Bell's inability to face his own role in Jadin's misery while directing all that anger inward becomes the source of his march for redemption that because of its outcome (which again won't be spoiled here) became a national media story in 2013. His wife (the fabulous but underused Connie Britton) supports his journey but they have marital problems, especially with Bell now ignoring their younger son Joseph.

Mark Wahlberg, Reid Miller and Connie Britton in 'Joe Bell'  

Rather than the two big revelations, the real shocker of Joe Bell comes in the credits when we see the screenplay was written by Larry McMurtry and Diana Ossana, Oscar winners for their magnificent Brokeback Mountain script. Joe Bell is a sad follow-up to that landmark effort, because here none of the characters are fully developed, especially the one bearing the film's title.

We never understand why Bell becomes a fervent activist to proclaim his empathetic message the way he does. Is his walk designed to assuage his guilt or to resolve it? Is it benefitting himself or Jadin? Is it about change or finding a purpose for his own rage-filled life.

Nor do we see many of Bell's actual encounters with other people, so we never learn what impact his efforts had on them. Was he mostly preaching to the choir rather than the homophobic parents who should be the targets of his sermon?

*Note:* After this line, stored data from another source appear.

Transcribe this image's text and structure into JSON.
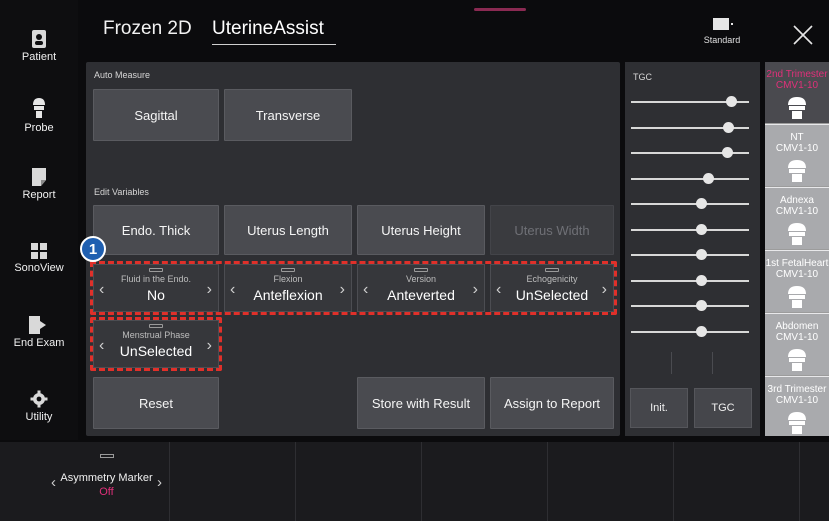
{
  "nav": {
    "items": [
      {
        "label": "Patient",
        "icon": "patient-icon"
      },
      {
        "label": "Probe",
        "icon": "probe-icon"
      },
      {
        "label": "Report",
        "icon": "report-icon"
      },
      {
        "label": "SonoView",
        "icon": "sonoview-icon"
      },
      {
        "label": "End Exam",
        "icon": "end-exam-icon"
      },
      {
        "label": "Utility",
        "icon": "gear-icon"
      }
    ]
  },
  "header": {
    "mode": "Frozen 2D",
    "app": "UterineAssist",
    "display_mode": "Standard"
  },
  "auto_measure": {
    "label": "Auto Measure",
    "buttons": [
      "Sagittal",
      "Transverse"
    ]
  },
  "edit_variables": {
    "label": "Edit Variables",
    "buttons": [
      "Endo. Thick",
      "Uterus Length",
      "Uterus Height",
      "Uterus Width"
    ],
    "params": [
      {
        "label": "Fluid in the Endo.",
        "value": "No"
      },
      {
        "label": "Flexion",
        "value": "Anteflexion"
      },
      {
        "label": "Version",
        "value": "Anteverted"
      },
      {
        "label": "Echogenicity",
        "value": "UnSelected"
      },
      {
        "label": "Menstrual Phase",
        "value": "UnSelected"
      }
    ],
    "marker": "1"
  },
  "actions": {
    "reset": "Reset",
    "store": "Store with Result",
    "assign": "Assign to Report"
  },
  "tgc": {
    "label": "TGC",
    "slider_levels": [
      0.85,
      0.82,
      0.81,
      0.65,
      0.59,
      0.59,
      0.59,
      0.59,
      0.59,
      0.59
    ],
    "init": "Init.",
    "tgc_button": "TGC"
  },
  "probes": [
    {
      "name": "2nd Trimester",
      "probe": "CMV1-10",
      "selected": true
    },
    {
      "name": "NT",
      "probe": "CMV1-10",
      "selected": false
    },
    {
      "name": "Adnexa",
      "probe": "CMV1-10",
      "selected": false
    },
    {
      "name": "1st FetalHeart",
      "probe": "CMV1-10",
      "selected": false
    },
    {
      "name": "Abdomen",
      "probe": "CMV1-10",
      "selected": false
    },
    {
      "name": "3rd Trimester",
      "probe": "CMV1-10",
      "selected": false
    }
  ],
  "bottom": {
    "asymmetry_label": "Asymmetry Marker",
    "asymmetry_value": "Off"
  },
  "colors": {
    "accent": "#e0307a",
    "highlight_dash": "#e0302a",
    "marker": "#1f5fb0"
  }
}
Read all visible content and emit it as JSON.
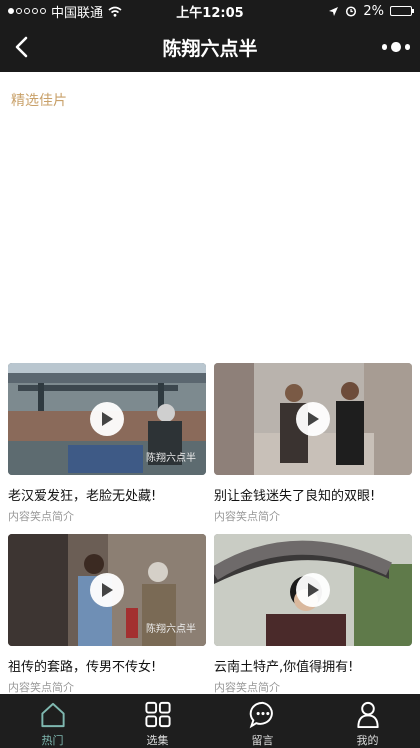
{
  "status_bar": {
    "carrier": "中国联通",
    "time": "上午12:05",
    "battery": "2%"
  },
  "nav": {
    "title": "陈翔六点半"
  },
  "section": {
    "title": "精选佳片"
  },
  "videos": [
    {
      "title": "老汉爱发狂，老脸无处藏!",
      "subtitle": "内容笑点简介",
      "watermark": "陈翔六点半"
    },
    {
      "title": "别让金钱迷失了良知的双眼!",
      "subtitle": "内容笑点简介",
      "watermark": ""
    },
    {
      "title": "祖传的套路，传男不传女!",
      "subtitle": "内容笑点简介",
      "watermark": "陈翔六点半"
    },
    {
      "title": "云南土特产,你值得拥有!",
      "subtitle": "内容笑点简介",
      "watermark": ""
    }
  ],
  "tabs": [
    {
      "label": "热门",
      "icon": "home-icon"
    },
    {
      "label": "选集",
      "icon": "grid-icon"
    },
    {
      "label": "留言",
      "icon": "chat-icon"
    },
    {
      "label": "我的",
      "icon": "person-icon"
    }
  ],
  "colors": {
    "accent_gold": "#c9a16a",
    "active_tab": "#7fb8b0",
    "bar_bg": "#1b1b1b"
  }
}
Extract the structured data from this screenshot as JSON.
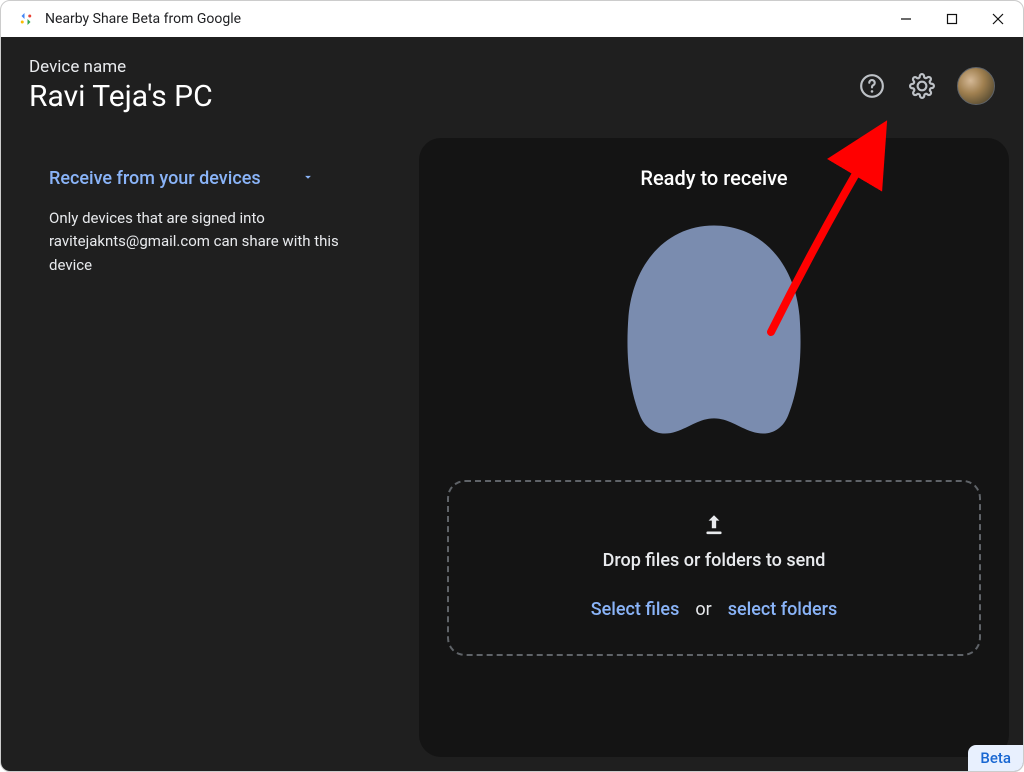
{
  "window": {
    "title": "Nearby Share Beta from Google"
  },
  "header": {
    "device_label": "Device name",
    "device_name": "Ravi Teja's PC"
  },
  "sidebar": {
    "receive_mode_label": "Receive from your devices",
    "receive_desc": "Only devices that are signed into ravitejaknts@gmail.com can share with this device"
  },
  "main": {
    "ready_label": "Ready to receive",
    "drop_label": "Drop files or folders to send",
    "select_files": "Select files",
    "or_label": "or",
    "select_folders": "select folders"
  },
  "badge": {
    "beta": "Beta"
  },
  "colors": {
    "accent": "#8ab4f8",
    "bg_dark": "#1f1f1f",
    "panel": "#141414",
    "blob": "#7a8caf"
  }
}
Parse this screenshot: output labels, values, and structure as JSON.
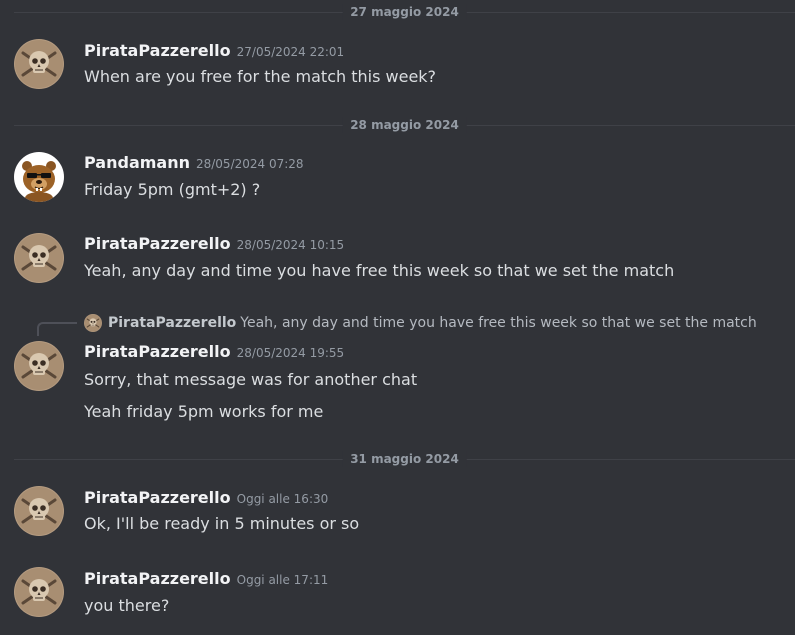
{
  "dividers": [
    {
      "label": "27 maggio 2024"
    },
    {
      "label": "28 maggio 2024"
    },
    {
      "label": "31 maggio 2024"
    }
  ],
  "messages": [
    {
      "user": "PirataPazzerello",
      "time": "27/05/2024 22:01",
      "lines": [
        "When are you free for the match this week?"
      ]
    },
    {
      "user": "Pandamann",
      "time": "28/05/2024 07:28",
      "lines": [
        "Friday 5pm (gmt+2) ?"
      ]
    },
    {
      "user": "PirataPazzerello",
      "time": "28/05/2024 10:15",
      "lines": [
        "Yeah, any day and time you have free this week so that we set the match"
      ]
    },
    {
      "user": "PirataPazzerello",
      "time": "28/05/2024 19:55",
      "lines": [
        "Sorry, that message was for another chat",
        "Yeah friday 5pm works for me"
      ]
    },
    {
      "user": "PirataPazzerello",
      "time": "Oggi alle 16:30",
      "lines": [
        "Ok, I'll be ready in 5 minutes or so"
      ]
    },
    {
      "user": "PirataPazzerello",
      "time": "Oggi alle 17:11",
      "lines": [
        "you there?"
      ]
    }
  ],
  "reply": {
    "user": "PirataPazzerello",
    "text": "Yeah, any day and time you have free this week so that we set the match"
  },
  "colors": {
    "background": "#313338",
    "username": "#f2f3f5",
    "timestamp": "#949ba4",
    "message": "#dbdee1"
  }
}
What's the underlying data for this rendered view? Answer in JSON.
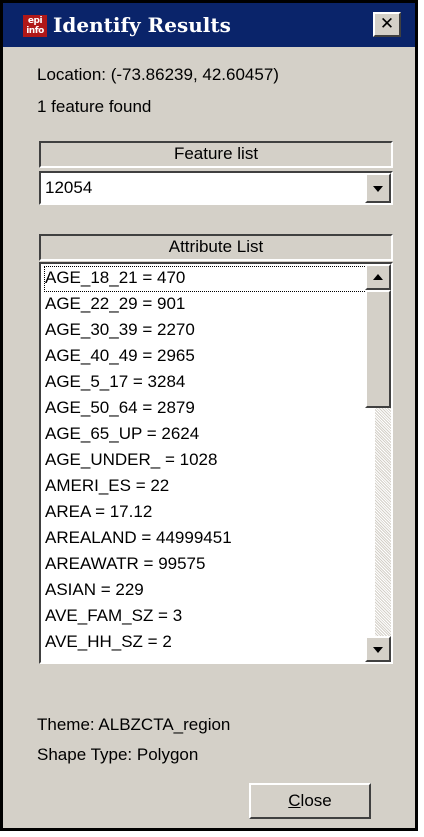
{
  "window": {
    "title": "Identify Results",
    "logo_text_top": "epi",
    "logo_text_bottom": "info",
    "logo_icon": "epi-info-logo-icon",
    "close_icon": "close-x-icon",
    "close_glyph": "✕"
  },
  "info": {
    "location": "Location: (-73.86239, 42.60457)",
    "count": "1 feature found"
  },
  "feature_list": {
    "header": "Feature list",
    "selected_value": "12054",
    "dropdown_icon": "chevron-down-icon"
  },
  "attribute_list": {
    "header": "Attribute List",
    "items": [
      "AGE_18_21 = 470",
      "AGE_22_29 = 901",
      "AGE_30_39 = 2270",
      "AGE_40_49 = 2965",
      "AGE_5_17 = 3284",
      "AGE_50_64 = 2879",
      "AGE_65_UP = 2624",
      "AGE_UNDER_ = 1028",
      "AMERI_ES = 22",
      "AREA = 17.12",
      "AREALAND = 44999451",
      "AREAWATR = 99575",
      "ASIAN = 229",
      "AVE_FAM_SZ = 3",
      "AVE_HH_SZ = 2"
    ],
    "scroll_up_icon": "scroll-up-icon",
    "scroll_down_icon": "scroll-down-icon"
  },
  "footer": {
    "theme": "Theme: ALBZCTA_region",
    "shape_type": "Shape Type: Polygon"
  },
  "close_button": {
    "mnemonic": "C",
    "rest": "lose"
  },
  "colors": {
    "titlebar": "#0a246a",
    "window_face": "#d4d0c8",
    "logo_red": "#b01818"
  }
}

Miller is heartbreakingly raw as Jadin, who is defined by his victimization and the online harassment he received ("just do us all a favor. Off yourself") rather than the way he lived his life. We see snippets of a budding secretive relationship with a closeted football player but we rarely get to hear his struggles from his vantage point, only how his father failed him.

The film emotionally manipulates us into feeling sorry for Jadin, but it's an unearned empathy because the film reveals so little about Jadin the person for whom we care as opposed to Jadin the raison d'etre for his father.

And then there's Mark Wahlberg. Joe Bell may be less Bell's atonement than Wahlberg's. His career began by following his brother Donnie's footsteps as a pop-hip hop singer, followed by modeling underwear for Calvin Klein. But before that success, Wahlberg was arrested several times for race-related attacks, and jailed for 45 days for assault (demoted from the initial charge of attempted murder).

So Joe Bell has all the earmarks of a redemptive plea asking forgiveness for those youthful hurtful actions. Wahlberg is fine, even heartfelt, as Bell in a role contrary to his usual uber-masculine portrayals. However, It's difficult to recommend the film even to teenagers, queer or straight, because there is so little of their perspective enshrined here. In the latter half of the movie, Jadin serves little more than a postscript.

And yet, Joe Bell reminds us that despite all the progress made in LGBTQ equality and laws on the books, in 2021 there are still many places where it's dangerous to be openly gay and bullying is a fact of life for far too many adolescents.

Despite its mostly self-inflicted wounds, Joe Bell in its virtuosity has its heart in the right place, so perhaps it might fortuitously speak to a parent in distress and consequently make a difference in some anguished teenager's life.